Nothing like the great outdoors—to spark controversy over Utah’s efforts to control federal lands.
The twice-annual outdoor industry trade show that brings an estimated $45 million to Utah each year is abandoning Salt Lake City as state lawmakers push against the new Bears Ears National Monument and pursue broader land-transfer policies.
After two decades in Salt Lake City, Outdoor Retailer announced Thursday that Utah will no longer be in the running to host the convention after its current contract runs out in 2018.
The announcement came just a few hours after Gov. Gary Herbert sought to calm the tension over the phone with the show’s retailers and leaders.
“We are doing the work necessary to procure an alternative location for Outdoor Retailer,” Marisa Nicholson, show director for Outdoor Retailer, said in a statement.
Convention organizers and leaders of Patagonia, Inc., REI and The North Face, said the state’s calls for more control over Utah’s public lands threaten their businesses. They fear Utah would open its vast outdoor playgrounds to drilling and mining if it gains oversight of millions of federally managed acres covering two-thirds of the state.
“It is important to our membership and to our bottom line,” Outdoor Industry Association Executive Director Amy Robert said, “that we partner with states and elected officials who share our views on the truly unique American value of public lands for the people and conserving our outdoor heritage for the next generation.”
But Herbert remains firm in his opposition to greater protections for the soaring Bears Ears buttes near Bluff and to federal management elsewhere in the state, so the Outdoor Industry Association will continue searching for a new home, Roberts said in a news release after the call.
The governor’s spokesman Paul Edwards said the conversation was frustrating and the governor offered to negotiate with the industry. But the groups maintained their ultimatum, asking for the state to immediately back off its opposition to Bears Ears.
“They did not want to have further discussions in that direction,” Edwards said.
Last week, Herbert said the executives have misunderstood him.
He said he wants to see the land remain open to a variety of uses, including energy development, and contends the state has poured millions of dollars into preserving mountains and mesas owned by the federal government.
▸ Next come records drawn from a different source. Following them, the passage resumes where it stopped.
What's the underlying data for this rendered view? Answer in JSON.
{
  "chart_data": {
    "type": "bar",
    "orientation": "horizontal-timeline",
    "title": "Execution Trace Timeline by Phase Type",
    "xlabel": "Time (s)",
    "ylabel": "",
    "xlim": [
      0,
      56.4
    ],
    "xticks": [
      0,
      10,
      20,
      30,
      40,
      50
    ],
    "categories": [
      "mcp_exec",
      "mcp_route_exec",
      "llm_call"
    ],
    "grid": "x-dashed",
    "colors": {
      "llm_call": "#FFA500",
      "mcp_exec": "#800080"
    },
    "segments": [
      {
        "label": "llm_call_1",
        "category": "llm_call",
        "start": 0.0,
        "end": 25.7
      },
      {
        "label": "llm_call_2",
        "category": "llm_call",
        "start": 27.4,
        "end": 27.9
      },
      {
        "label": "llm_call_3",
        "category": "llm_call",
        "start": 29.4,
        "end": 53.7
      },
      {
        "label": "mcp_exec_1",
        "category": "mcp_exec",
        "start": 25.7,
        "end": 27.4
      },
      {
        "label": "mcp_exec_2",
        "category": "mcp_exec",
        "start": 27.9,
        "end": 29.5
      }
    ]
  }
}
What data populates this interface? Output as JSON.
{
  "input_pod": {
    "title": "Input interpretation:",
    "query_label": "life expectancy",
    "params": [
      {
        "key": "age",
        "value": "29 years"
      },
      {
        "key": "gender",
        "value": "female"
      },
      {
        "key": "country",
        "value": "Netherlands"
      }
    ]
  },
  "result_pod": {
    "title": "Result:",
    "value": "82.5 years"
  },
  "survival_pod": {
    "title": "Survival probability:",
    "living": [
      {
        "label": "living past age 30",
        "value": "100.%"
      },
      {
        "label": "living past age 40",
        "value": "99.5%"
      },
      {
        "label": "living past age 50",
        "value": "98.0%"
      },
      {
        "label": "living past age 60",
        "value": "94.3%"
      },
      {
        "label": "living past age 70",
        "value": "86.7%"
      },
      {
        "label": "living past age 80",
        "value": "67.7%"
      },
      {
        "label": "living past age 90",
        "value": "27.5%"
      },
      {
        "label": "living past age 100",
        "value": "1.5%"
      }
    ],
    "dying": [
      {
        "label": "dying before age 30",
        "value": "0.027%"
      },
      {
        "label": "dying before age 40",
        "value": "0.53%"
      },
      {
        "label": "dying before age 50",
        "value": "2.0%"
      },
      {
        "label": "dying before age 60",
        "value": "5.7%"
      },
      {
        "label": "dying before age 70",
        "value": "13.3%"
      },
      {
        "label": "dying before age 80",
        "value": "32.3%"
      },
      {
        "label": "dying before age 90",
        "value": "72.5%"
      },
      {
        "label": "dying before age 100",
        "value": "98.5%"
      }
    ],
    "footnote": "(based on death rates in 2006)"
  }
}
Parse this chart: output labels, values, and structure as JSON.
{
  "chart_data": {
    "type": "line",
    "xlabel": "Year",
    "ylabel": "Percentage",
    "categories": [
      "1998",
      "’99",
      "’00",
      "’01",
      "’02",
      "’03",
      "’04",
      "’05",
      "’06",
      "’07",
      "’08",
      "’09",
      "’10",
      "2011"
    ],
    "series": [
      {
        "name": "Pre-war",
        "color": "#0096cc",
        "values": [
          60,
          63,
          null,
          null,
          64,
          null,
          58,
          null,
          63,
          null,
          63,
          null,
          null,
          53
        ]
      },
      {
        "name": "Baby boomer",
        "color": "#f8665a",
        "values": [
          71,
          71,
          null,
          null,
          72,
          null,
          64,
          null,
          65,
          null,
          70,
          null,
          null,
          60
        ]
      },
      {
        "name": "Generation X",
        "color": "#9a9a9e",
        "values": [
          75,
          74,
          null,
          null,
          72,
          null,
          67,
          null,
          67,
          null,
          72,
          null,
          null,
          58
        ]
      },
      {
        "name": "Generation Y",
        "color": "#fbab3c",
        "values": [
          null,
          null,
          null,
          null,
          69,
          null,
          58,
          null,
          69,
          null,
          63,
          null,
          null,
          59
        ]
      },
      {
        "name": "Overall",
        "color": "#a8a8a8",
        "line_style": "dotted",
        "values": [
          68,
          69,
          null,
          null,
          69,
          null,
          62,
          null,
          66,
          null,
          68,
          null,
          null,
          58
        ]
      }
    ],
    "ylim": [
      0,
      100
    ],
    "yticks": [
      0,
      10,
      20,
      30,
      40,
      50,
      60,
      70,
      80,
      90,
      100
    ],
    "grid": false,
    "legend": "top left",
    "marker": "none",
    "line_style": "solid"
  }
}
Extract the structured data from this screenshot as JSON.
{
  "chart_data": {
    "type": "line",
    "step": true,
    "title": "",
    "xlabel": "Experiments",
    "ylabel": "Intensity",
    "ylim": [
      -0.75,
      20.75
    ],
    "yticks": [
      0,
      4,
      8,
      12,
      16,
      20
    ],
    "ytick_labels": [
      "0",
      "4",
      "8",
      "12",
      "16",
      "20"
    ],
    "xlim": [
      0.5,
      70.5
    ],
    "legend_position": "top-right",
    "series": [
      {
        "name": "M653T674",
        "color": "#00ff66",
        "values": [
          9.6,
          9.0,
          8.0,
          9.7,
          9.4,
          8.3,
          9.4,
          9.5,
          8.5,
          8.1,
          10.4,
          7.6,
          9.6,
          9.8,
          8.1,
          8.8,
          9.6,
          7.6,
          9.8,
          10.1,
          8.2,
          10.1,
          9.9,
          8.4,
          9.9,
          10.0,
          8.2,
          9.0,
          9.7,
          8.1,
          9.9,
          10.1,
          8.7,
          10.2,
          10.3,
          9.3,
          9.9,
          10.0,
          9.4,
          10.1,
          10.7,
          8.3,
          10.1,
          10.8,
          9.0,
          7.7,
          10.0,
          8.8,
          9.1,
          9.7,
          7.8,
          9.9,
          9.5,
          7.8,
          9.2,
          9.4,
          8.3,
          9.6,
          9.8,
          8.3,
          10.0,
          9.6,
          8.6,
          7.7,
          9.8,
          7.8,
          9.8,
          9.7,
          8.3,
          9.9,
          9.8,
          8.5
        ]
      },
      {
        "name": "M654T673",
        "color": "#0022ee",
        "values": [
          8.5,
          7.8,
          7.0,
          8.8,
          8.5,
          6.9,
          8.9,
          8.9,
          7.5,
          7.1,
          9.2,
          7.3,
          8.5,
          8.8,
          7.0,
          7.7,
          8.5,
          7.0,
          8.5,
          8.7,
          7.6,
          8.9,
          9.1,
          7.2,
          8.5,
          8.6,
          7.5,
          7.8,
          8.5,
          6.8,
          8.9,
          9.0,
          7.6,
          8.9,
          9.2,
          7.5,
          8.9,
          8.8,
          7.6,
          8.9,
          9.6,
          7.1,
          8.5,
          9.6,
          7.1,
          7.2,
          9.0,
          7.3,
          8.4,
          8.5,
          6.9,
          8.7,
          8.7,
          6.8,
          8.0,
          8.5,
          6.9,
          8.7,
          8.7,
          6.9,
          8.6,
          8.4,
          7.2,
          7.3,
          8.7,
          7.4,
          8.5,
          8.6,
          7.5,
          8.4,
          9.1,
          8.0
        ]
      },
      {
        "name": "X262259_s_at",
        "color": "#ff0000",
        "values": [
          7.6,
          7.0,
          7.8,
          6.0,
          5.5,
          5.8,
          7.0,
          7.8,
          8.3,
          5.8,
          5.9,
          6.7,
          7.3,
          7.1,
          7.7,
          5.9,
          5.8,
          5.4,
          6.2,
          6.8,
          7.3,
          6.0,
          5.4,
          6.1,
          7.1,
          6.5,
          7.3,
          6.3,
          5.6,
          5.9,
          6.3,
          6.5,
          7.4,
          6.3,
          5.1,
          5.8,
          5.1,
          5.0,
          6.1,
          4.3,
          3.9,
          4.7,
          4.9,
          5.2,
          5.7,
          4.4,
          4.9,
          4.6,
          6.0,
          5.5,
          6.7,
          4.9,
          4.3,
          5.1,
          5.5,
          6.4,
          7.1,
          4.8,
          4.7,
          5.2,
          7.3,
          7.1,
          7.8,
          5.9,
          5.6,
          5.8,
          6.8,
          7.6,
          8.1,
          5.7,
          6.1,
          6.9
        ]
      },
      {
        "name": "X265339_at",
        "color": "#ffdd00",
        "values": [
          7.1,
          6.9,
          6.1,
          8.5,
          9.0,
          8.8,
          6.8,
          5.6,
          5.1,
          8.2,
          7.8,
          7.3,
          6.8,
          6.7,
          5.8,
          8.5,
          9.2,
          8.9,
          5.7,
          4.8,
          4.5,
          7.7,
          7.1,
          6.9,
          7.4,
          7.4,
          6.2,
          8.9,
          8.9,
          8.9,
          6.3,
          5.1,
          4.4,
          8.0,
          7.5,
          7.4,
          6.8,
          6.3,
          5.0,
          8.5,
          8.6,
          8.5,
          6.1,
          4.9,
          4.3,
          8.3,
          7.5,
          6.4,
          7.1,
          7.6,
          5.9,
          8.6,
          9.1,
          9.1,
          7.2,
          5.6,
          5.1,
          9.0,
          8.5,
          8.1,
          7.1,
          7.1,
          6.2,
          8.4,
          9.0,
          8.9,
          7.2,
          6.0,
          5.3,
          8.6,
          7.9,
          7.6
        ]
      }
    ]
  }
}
Outdoor Retailer organizers had already started requesting bids from other potential host cities after its fall 2018 show, they announced days after the Republican governor signed a legislative resolution urging President Donald Trump to undo the Bears Ears National Monument 300 miles south of Salt Lake City.
Also encouraging relocation, clothing company Patagonia said it would boycott the show as long as it remained in Utah.
“There's only one way to show support for public lands and the enormous economy they support in Utah and across the country: Don’t sell them to the highest bidder, keep them in the hands of the American people,” Corley Kenna, Patagonia director of communications, said in a statement.
Herbert had called Patagonia’s exit a “political ploy,” but said he was eager to sit down with retailers to smooth things over.
About 30 outdoors executives this week had sent a letter to Herbert and other Utah lawmakers, saying they also would urge the convention to relocate if the state did not back off the push against the monuments and a broader initiative to put federal lands in state control.
Herbert and other Utah officials have said the new federal land declared by former President Barack Obama is too big and treads into territory where local residents don’t want more protections for the 1.35 million acres surrounding Bears Ears. But a group of five Native American tribes fought for the monument for years, calling on the Obama Administration to protect the area rich in Navajo spirituality and ancient artifacts.